Whenever you feel lonely, just remember: you’re always carrying several hundred trillion friends with you. A dizzying number of microbes call the human body home, and it turns out that science knows very little about most of them. In fact, a new Stanford survey of the foreign DNA fragments circulating in the human body has found that 99 percent of microbes inside us are completely unknown to science.
The discovery was initially made by accident, as a team investigated less invasive ways to predict whether a patient’s body would reject a transplanted organ. Rather than the wholly unpleasant experience of having a tissue biopsy taken, the researchers were studying whether a simple blood sample would suffice. Essentially, the idea was that if they found fragments of the organ donor’s DNA circulating in a patient’s blood, it was a good indication that the body was rejecting the transplant.
Along with the patient’s DNA and potentially that of the organ donor, the technique gives an insight into that person’s microbiome – the trillions of bacteria, viruses and other microbes that live throughout the body. Of all the non-human DNA floating around in there, the team found that a staggering 99 percent didn’t match anything in existing genetic databases.
“We found the gamut,” says Stephen Quake, senior author of the study. “We found things that are related to things people have seen before, we found things that are divergent, and we found things that are completely novel. I’d say it’s not that baffling in some respects because the lens that people examined the microbial universe was one that was very biased.”

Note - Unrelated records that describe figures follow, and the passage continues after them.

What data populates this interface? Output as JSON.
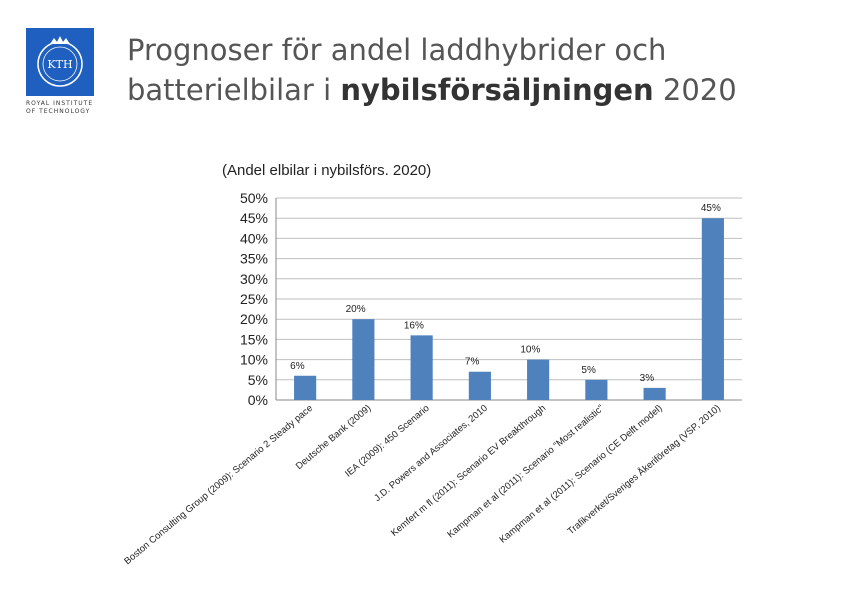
{
  "logo": {
    "mark": "KTH",
    "line1": "ROYAL INSTITUTE",
    "line2": "OF TECHNOLOGY"
  },
  "slide_title": {
    "part1": "Prognoser för andel laddhybrider och batterielbilar i ",
    "bold": "nybilsförsäljningen",
    "part2": " 2020"
  },
  "colors": {
    "bar": "#4f81bd",
    "grid": "#bfbfbf"
  },
  "chart_data": {
    "type": "bar",
    "title": "(Andel elbilar i nybilsförs. 2020)",
    "ylim": [
      0,
      50
    ],
    "ytick_step": 5,
    "ytick_labels": [
      "0%",
      "5%",
      "10%",
      "15%",
      "20%",
      "25%",
      "30%",
      "35%",
      "40%",
      "45%",
      "50%"
    ],
    "categories": [
      "Boston Consulting Group (2009): Scenario 2 Steady pace",
      "Deutsche Bank (2009)",
      "IEA (2009): 450 Scenario",
      "J.D. Powers and Associates, 2010",
      "Kemfert m fl (2011): Scenario EV Breakthrough",
      "Kampman et al (2011): Scenario \"Most realistic\"",
      "Kampman et al (2011): Scenario (CE Delft model)",
      "Trafikverket/Sveriges Åkeriföretag (VSP, 2010)"
    ],
    "values": [
      6,
      20,
      16,
      7,
      10,
      5,
      3,
      45
    ],
    "data_labels": [
      "6%",
      "20%",
      "16%",
      "7%",
      "10%",
      "5%",
      "3%",
      "45%"
    ]
  }
}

The team then set about categorizing that pile of unknown DNA, and found that most of it belonged to a general group known as proteobacteria, which counts E. coli and Salmonella among its ranks, along with many, many others. On the virus side of things, the team found a huge amount of previously unknown members of the torque teno family, including an entirely new group that doesn’t quite fit current descriptions.

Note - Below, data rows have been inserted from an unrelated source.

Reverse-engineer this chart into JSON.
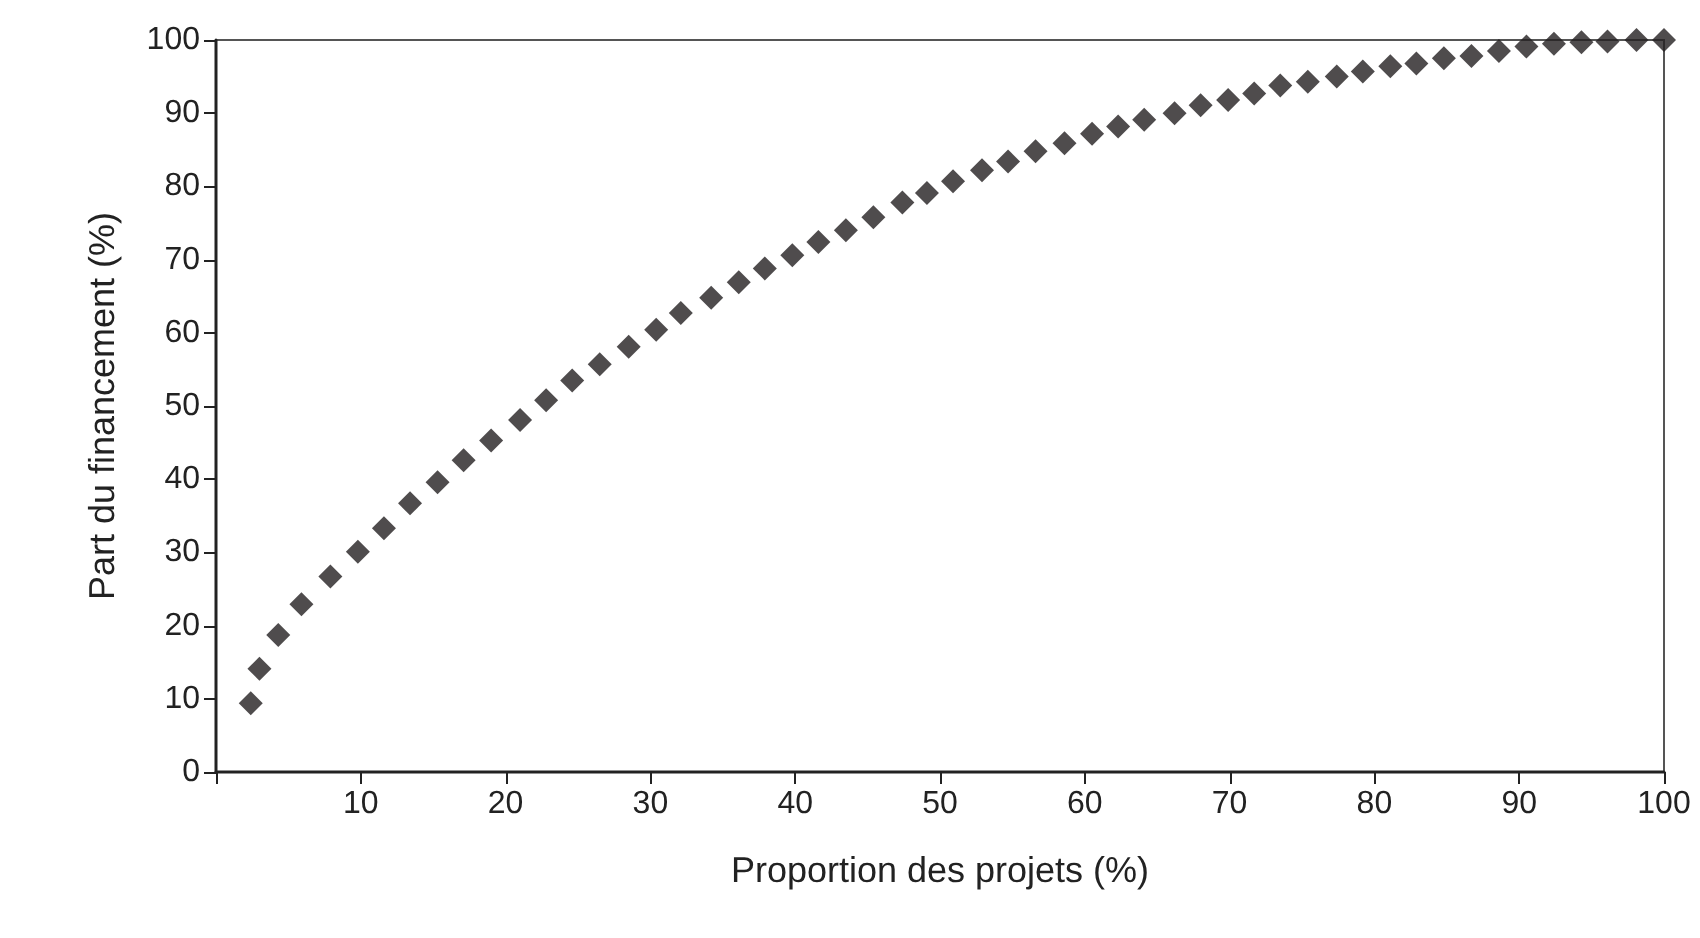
{
  "chart_data": {
    "type": "scatter",
    "xlabel": "Proportion des projets (%)",
    "ylabel": "Part du financement (%)",
    "x": [
      2.4,
      3.0,
      4.3,
      5.9,
      7.9,
      9.8,
      11.6,
      13.4,
      15.3,
      17.1,
      19.0,
      21.0,
      22.8,
      24.6,
      26.5,
      28.5,
      30.4,
      32.1,
      34.2,
      36.1,
      37.9,
      39.8,
      41.6,
      43.5,
      45.4,
      47.4,
      49.1,
      50.9,
      52.9,
      54.7,
      56.6,
      58.6,
      60.5,
      62.3,
      64.1,
      66.2,
      68.0,
      69.9,
      71.7,
      73.5,
      75.4,
      77.4,
      79.2,
      81.1,
      82.9,
      84.8,
      86.7,
      88.6,
      90.5,
      92.4,
      94.3,
      96.1,
      98.1,
      100
    ],
    "values": [
      9.4,
      14.1,
      18.7,
      22.9,
      26.7,
      30.1,
      33.3,
      36.7,
      39.6,
      42.6,
      45.3,
      48.1,
      50.8,
      53.5,
      55.7,
      58.1,
      60.4,
      62.7,
      64.8,
      66.9,
      68.8,
      70.6,
      72.4,
      74.0,
      75.8,
      77.8,
      79.1,
      80.7,
      82.2,
      83.4,
      84.8,
      85.9,
      87.2,
      88.2,
      89.1,
      90.0,
      91.1,
      91.8,
      92.7,
      93.8,
      94.3,
      95.0,
      95.7,
      96.4,
      96.8,
      97.5,
      97.8,
      98.5,
      99.1,
      99.5,
      99.7,
      99.8,
      100,
      100
    ],
    "color": "#231f20",
    "marker": "diamond",
    "xlim": [
      0,
      100
    ],
    "xticks": [
      {
        "value": 0,
        "label": null
      },
      10,
      20,
      30,
      40,
      50,
      60,
      70,
      80,
      90,
      100
    ],
    "ylim": [
      0,
      100
    ],
    "yticks": [
      0,
      10,
      20,
      30,
      40,
      50,
      60,
      70,
      80,
      90,
      100
    ],
    "grid": false
  }
}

“We’ve doubled the number of known viruses in that family through this work,” says Quake. “We’ve now found a whole new class of human-infecting ones that are closer to the animal class than to the previously known human ones, so quite divergent on the evolutionary scale.”

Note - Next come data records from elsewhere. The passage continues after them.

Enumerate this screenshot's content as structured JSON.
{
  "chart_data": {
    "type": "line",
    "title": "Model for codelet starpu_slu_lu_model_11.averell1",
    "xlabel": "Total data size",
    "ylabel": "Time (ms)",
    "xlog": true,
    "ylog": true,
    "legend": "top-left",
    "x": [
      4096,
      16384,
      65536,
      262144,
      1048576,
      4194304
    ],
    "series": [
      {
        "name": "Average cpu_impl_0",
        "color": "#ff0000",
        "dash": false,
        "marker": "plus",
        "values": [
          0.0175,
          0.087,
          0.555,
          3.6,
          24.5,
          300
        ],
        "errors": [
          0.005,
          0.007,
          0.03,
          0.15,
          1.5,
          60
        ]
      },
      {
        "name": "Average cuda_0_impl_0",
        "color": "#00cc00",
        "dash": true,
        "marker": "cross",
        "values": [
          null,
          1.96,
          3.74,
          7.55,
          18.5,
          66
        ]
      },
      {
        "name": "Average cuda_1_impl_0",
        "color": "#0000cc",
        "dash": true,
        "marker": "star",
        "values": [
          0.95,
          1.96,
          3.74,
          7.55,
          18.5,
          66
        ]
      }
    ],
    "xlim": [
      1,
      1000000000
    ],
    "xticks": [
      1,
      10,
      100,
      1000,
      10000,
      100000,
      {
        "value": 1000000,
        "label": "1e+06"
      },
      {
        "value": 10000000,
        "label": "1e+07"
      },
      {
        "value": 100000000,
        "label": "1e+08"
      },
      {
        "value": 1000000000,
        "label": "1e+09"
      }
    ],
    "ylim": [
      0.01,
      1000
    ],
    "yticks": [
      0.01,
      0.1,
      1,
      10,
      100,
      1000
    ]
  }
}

With so many microbes living in the human body, it’s hardly surprising that science hasn’t gotten around to identifying them all, and the researchers say that attention is largely focused on a few particularly interesting species. The next step, the team says, is to apply the technique to the microbiomes of other animals in order to identify viruses that could potentially jump to humans and trigger pandemics, like avian and swine flu.